Nobel Prize for Dalai Lama Puts China on Defensive
CHINA'S angry reaction over the awarding of the 1989 Nobel Peace Prize to the Dalai Lama suggests that a difficult road lies ahead for advocates of Tibetan autonomy, Western diplomats say. Beijing has rejected calls by the Dalai Lama, the exiled spiritual and political leader of millions of Tibetans, to permit Tibet the powers of self-government on all matters but foreign affairs and defense.
The international acclaim for the Dalai Lama is likely to put Chinese leaders on the defensive, strengthening their commitment to tight military controls over Tibet and toughening their refusal to negotiate with the exiled Tibetan government.

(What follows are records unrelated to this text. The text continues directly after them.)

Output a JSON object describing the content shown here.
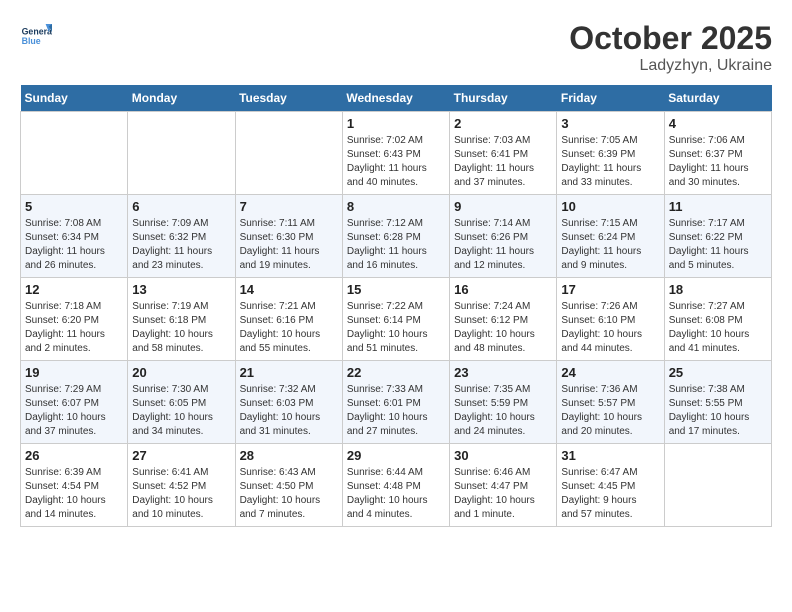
{
  "header": {
    "logo_line1": "General",
    "logo_line2": "Blue",
    "month": "October 2025",
    "location": "Ladyzhyn, Ukraine"
  },
  "weekdays": [
    "Sunday",
    "Monday",
    "Tuesday",
    "Wednesday",
    "Thursday",
    "Friday",
    "Saturday"
  ],
  "weeks": [
    [
      {
        "day": "",
        "info": ""
      },
      {
        "day": "",
        "info": ""
      },
      {
        "day": "",
        "info": ""
      },
      {
        "day": "1",
        "info": "Sunrise: 7:02 AM\nSunset: 6:43 PM\nDaylight: 11 hours\nand 40 minutes."
      },
      {
        "day": "2",
        "info": "Sunrise: 7:03 AM\nSunset: 6:41 PM\nDaylight: 11 hours\nand 37 minutes."
      },
      {
        "day": "3",
        "info": "Sunrise: 7:05 AM\nSunset: 6:39 PM\nDaylight: 11 hours\nand 33 minutes."
      },
      {
        "day": "4",
        "info": "Sunrise: 7:06 AM\nSunset: 6:37 PM\nDaylight: 11 hours\nand 30 minutes."
      }
    ],
    [
      {
        "day": "5",
        "info": "Sunrise: 7:08 AM\nSunset: 6:34 PM\nDaylight: 11 hours\nand 26 minutes."
      },
      {
        "day": "6",
        "info": "Sunrise: 7:09 AM\nSunset: 6:32 PM\nDaylight: 11 hours\nand 23 minutes."
      },
      {
        "day": "7",
        "info": "Sunrise: 7:11 AM\nSunset: 6:30 PM\nDaylight: 11 hours\nand 19 minutes."
      },
      {
        "day": "8",
        "info": "Sunrise: 7:12 AM\nSunset: 6:28 PM\nDaylight: 11 hours\nand 16 minutes."
      },
      {
        "day": "9",
        "info": "Sunrise: 7:14 AM\nSunset: 6:26 PM\nDaylight: 11 hours\nand 12 minutes."
      },
      {
        "day": "10",
        "info": "Sunrise: 7:15 AM\nSunset: 6:24 PM\nDaylight: 11 hours\nand 9 minutes."
      },
      {
        "day": "11",
        "info": "Sunrise: 7:17 AM\nSunset: 6:22 PM\nDaylight: 11 hours\nand 5 minutes."
      }
    ],
    [
      {
        "day": "12",
        "info": "Sunrise: 7:18 AM\nSunset: 6:20 PM\nDaylight: 11 hours\nand 2 minutes."
      },
      {
        "day": "13",
        "info": "Sunrise: 7:19 AM\nSunset: 6:18 PM\nDaylight: 10 hours\nand 58 minutes."
      },
      {
        "day": "14",
        "info": "Sunrise: 7:21 AM\nSunset: 6:16 PM\nDaylight: 10 hours\nand 55 minutes."
      },
      {
        "day": "15",
        "info": "Sunrise: 7:22 AM\nSunset: 6:14 PM\nDaylight: 10 hours\nand 51 minutes."
      },
      {
        "day": "16",
        "info": "Sunrise: 7:24 AM\nSunset: 6:12 PM\nDaylight: 10 hours\nand 48 minutes."
      },
      {
        "day": "17",
        "info": "Sunrise: 7:26 AM\nSunset: 6:10 PM\nDaylight: 10 hours\nand 44 minutes."
      },
      {
        "day": "18",
        "info": "Sunrise: 7:27 AM\nSunset: 6:08 PM\nDaylight: 10 hours\nand 41 minutes."
      }
    ],
    [
      {
        "day": "19",
        "info": "Sunrise: 7:29 AM\nSunset: 6:07 PM\nDaylight: 10 hours\nand 37 minutes."
      },
      {
        "day": "20",
        "info": "Sunrise: 7:30 AM\nSunset: 6:05 PM\nDaylight: 10 hours\nand 34 minutes."
      },
      {
        "day": "21",
        "info": "Sunrise: 7:32 AM\nSunset: 6:03 PM\nDaylight: 10 hours\nand 31 minutes."
      },
      {
        "day": "22",
        "info": "Sunrise: 7:33 AM\nSunset: 6:01 PM\nDaylight: 10 hours\nand 27 minutes."
      },
      {
        "day": "23",
        "info": "Sunrise: 7:35 AM\nSunset: 5:59 PM\nDaylight: 10 hours\nand 24 minutes."
      },
      {
        "day": "24",
        "info": "Sunrise: 7:36 AM\nSunset: 5:57 PM\nDaylight: 10 hours\nand 20 minutes."
      },
      {
        "day": "25",
        "info": "Sunrise: 7:38 AM\nSunset: 5:55 PM\nDaylight: 10 hours\nand 17 minutes."
      }
    ],
    [
      {
        "day": "26",
        "info": "Sunrise: 6:39 AM\nSunset: 4:54 PM\nDaylight: 10 hours\nand 14 minutes."
      },
      {
        "day": "27",
        "info": "Sunrise: 6:41 AM\nSunset: 4:52 PM\nDaylight: 10 hours\nand 10 minutes."
      },
      {
        "day": "28",
        "info": "Sunrise: 6:43 AM\nSunset: 4:50 PM\nDaylight: 10 hours\nand 7 minutes."
      },
      {
        "day": "29",
        "info": "Sunrise: 6:44 AM\nSunset: 4:48 PM\nDaylight: 10 hours\nand 4 minutes."
      },
      {
        "day": "30",
        "info": "Sunrise: 6:46 AM\nSunset: 4:47 PM\nDaylight: 10 hours\nand 1 minute."
      },
      {
        "day": "31",
        "info": "Sunrise: 6:47 AM\nSunset: 4:45 PM\nDaylight: 9 hours\nand 57 minutes."
      },
      {
        "day": "",
        "info": ""
      }
    ]
  ]
}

``The Chinese are not going to give in on any of the fundamental issues,'' one Western diplomat says. ``Tibet represents too large a piece of Chinese territory.''
In an expectedly harsh reaction, a Chinese Foreign Ministry spokesman last weekend voiced Beijing's ``extreme regret and indignation'' over the honor given the Tibetan Bhuddist leader. The Nobel Committee selection constitutes ``open support for the Dalai Lama and the Tibetan separatists in their activities to undermine national unity and split China,'' the spokesman said.
Beijing is likely to interpret the award as a further attempt by Western democratic nations to isolate and sanction China for its brutal suppression of spring protests for democracy.

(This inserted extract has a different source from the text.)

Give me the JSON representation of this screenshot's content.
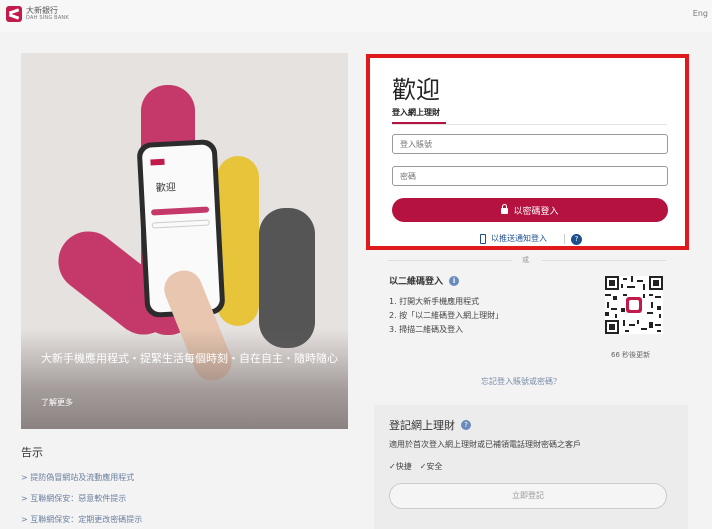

The granting of the prize to the Dalai Lama, whom Chinese leaders have accused of collaborating with ``hostile foreign forces'' to split China, neatly conforms to the xenophobic world view espoused by Beijing since the June 3-4 massacre. Chinese leaders have recently accused ``international reactionary forces'' of using propaganda, trade and other peaceful means to try to overthrow the Communist Party and institute capitalism in China.
``The reactionary forces abroad, who indulge in vain hopes of splitting Tibet from the big socialist family, will never succeed,'' officials of the pro-Beijing Tibetan Buddhist Association stated in a meeting, the state-run New China News Agency reported Monday.
By kindling Beijing's concern over possible renewed independence protests, the award could provoke more severe repression of Tibetans opposed to Chinese rule.
Expecting a wave of publicity and praise for the Dalai Lama, Beijing is unlikely to lift martial law in force since last March in Lhasa, the capital of Tibet, diplomats say.
``Martial law ... will continue for some time,'' said one Western envoy on condition of anonymity. The award ``will not be helpful in that regard,'' he said.
Under martial law, China has jailed hundreds of Tibetans who took part in some of the biggest pro-independence demonstrations in Lhasa since Chinese troops annexed the region in 1951.
Many imprisoned Tibetans, including Bhuddist monks and nuns, were tortured by local authorities during a severe crackdown on dissent, according to international human rights groups.
Thousands of troops stationed in and around Lhasa are maintaining a tense calm in the Tibetan capital, which remains closed to foreign journalists, diplomats, and travelers - including Tibetan 'emigr'es - with the exception of those escorted on official tours.
China has officially acknowledged more than 20 instances of pro-independence protests in Tibet since September 1987.